Eunice Kennedy Shriver National Institute of Child Health and Human Development, National Institutes of Health, Bethesda, MD, USA.
Cell Death Dis. 2023 Dec 8;14(12):807. doi: 10.1038/s41419-023-06227-8.
Neurological side effects arising from chemotherapy, such as severe pain and cognitive impairment, are a major concern for cancer patients. These major side effects can lead to reduction or termination of chemotherapy medication in patients, negatively impacting their prognoses. With cancer survival rates improving dramatically, addressing side effects of cancer treatment has become pressing. Here, we use iPSC-derived human neurons to investigate the molecular mechanisms that lead to neurotoxicity induced by vincristine, a common chemotherapeutic used to treat solid tumors. Our results uncover a novel mechanism by which vincristine causes a local increase in mitochondrial proteins that produce reactive oxygen species (ROS) in the axon. Vincristine triggers a cascade of axon pathology, causing mitochondrial dysfunction that leads to elevated axonal ROS levels and SARM1-dependent axon degeneration. Importantly, we show that the neurotoxic effect of increased axonal ROS can be mitigated by the small molecule mitochondrial division inhibitor 1 (mdivi-1) and antioxidants glutathione and mitoquinone, identifying a novel therapeutic avenue to treat the neurological effects of chemotherapy.

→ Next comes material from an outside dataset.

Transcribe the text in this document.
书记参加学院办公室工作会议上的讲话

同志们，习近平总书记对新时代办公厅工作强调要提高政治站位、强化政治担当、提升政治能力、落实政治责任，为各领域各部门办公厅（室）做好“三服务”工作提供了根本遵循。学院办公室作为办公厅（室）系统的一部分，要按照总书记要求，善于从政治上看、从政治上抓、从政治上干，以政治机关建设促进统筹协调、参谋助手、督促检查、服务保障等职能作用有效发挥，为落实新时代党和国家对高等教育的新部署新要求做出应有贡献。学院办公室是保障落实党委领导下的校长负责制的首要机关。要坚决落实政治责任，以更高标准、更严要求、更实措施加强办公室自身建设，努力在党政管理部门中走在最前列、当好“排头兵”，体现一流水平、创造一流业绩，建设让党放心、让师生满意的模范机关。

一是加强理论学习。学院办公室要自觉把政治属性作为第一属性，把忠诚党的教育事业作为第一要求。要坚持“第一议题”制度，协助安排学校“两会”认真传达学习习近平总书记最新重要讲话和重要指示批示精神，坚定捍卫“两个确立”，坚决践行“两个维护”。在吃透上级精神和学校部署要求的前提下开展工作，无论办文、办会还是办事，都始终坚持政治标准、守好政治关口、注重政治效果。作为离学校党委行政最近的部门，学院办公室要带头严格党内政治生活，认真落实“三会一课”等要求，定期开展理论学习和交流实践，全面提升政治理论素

由化疗引起的神经系统副作用,如剧烈疼痛和认知障碍,是癌症患者的主要关注点。这些主要副作用可能导致患者减少或停止化疗药物的使用,从而对他们的预后产生负面影响。随着癌症存活率的显著提高,解决癌症治疗的副作用已变得紧迫。在这里,我们使用 iPSC 衍生的人类神经元来研究导致长春新碱(一种常用于治疗实体瘤的化疗药物)诱导的神经毒性的分子机制。我们的结果揭示了长春新碱在轴突中引起线粒体蛋白局部增加从而产生活性氧 (ROS) 的新机制。长春新碱引发一连串的轴突病变,导致线粒体功能障碍,从而导致轴突 ROS 水平升高和 SARM1 依赖性轴突退化。重要的是,我们表明,增加的轴突 ROS 的神经毒性作用可以通过小分子线粒体分裂抑制剂 1(mdivi-1)和抗氧化剂谷胱甘肽和线粒体醌来减轻,这为治疗化疗引起的神经系统副作用开辟了新的治疗途径。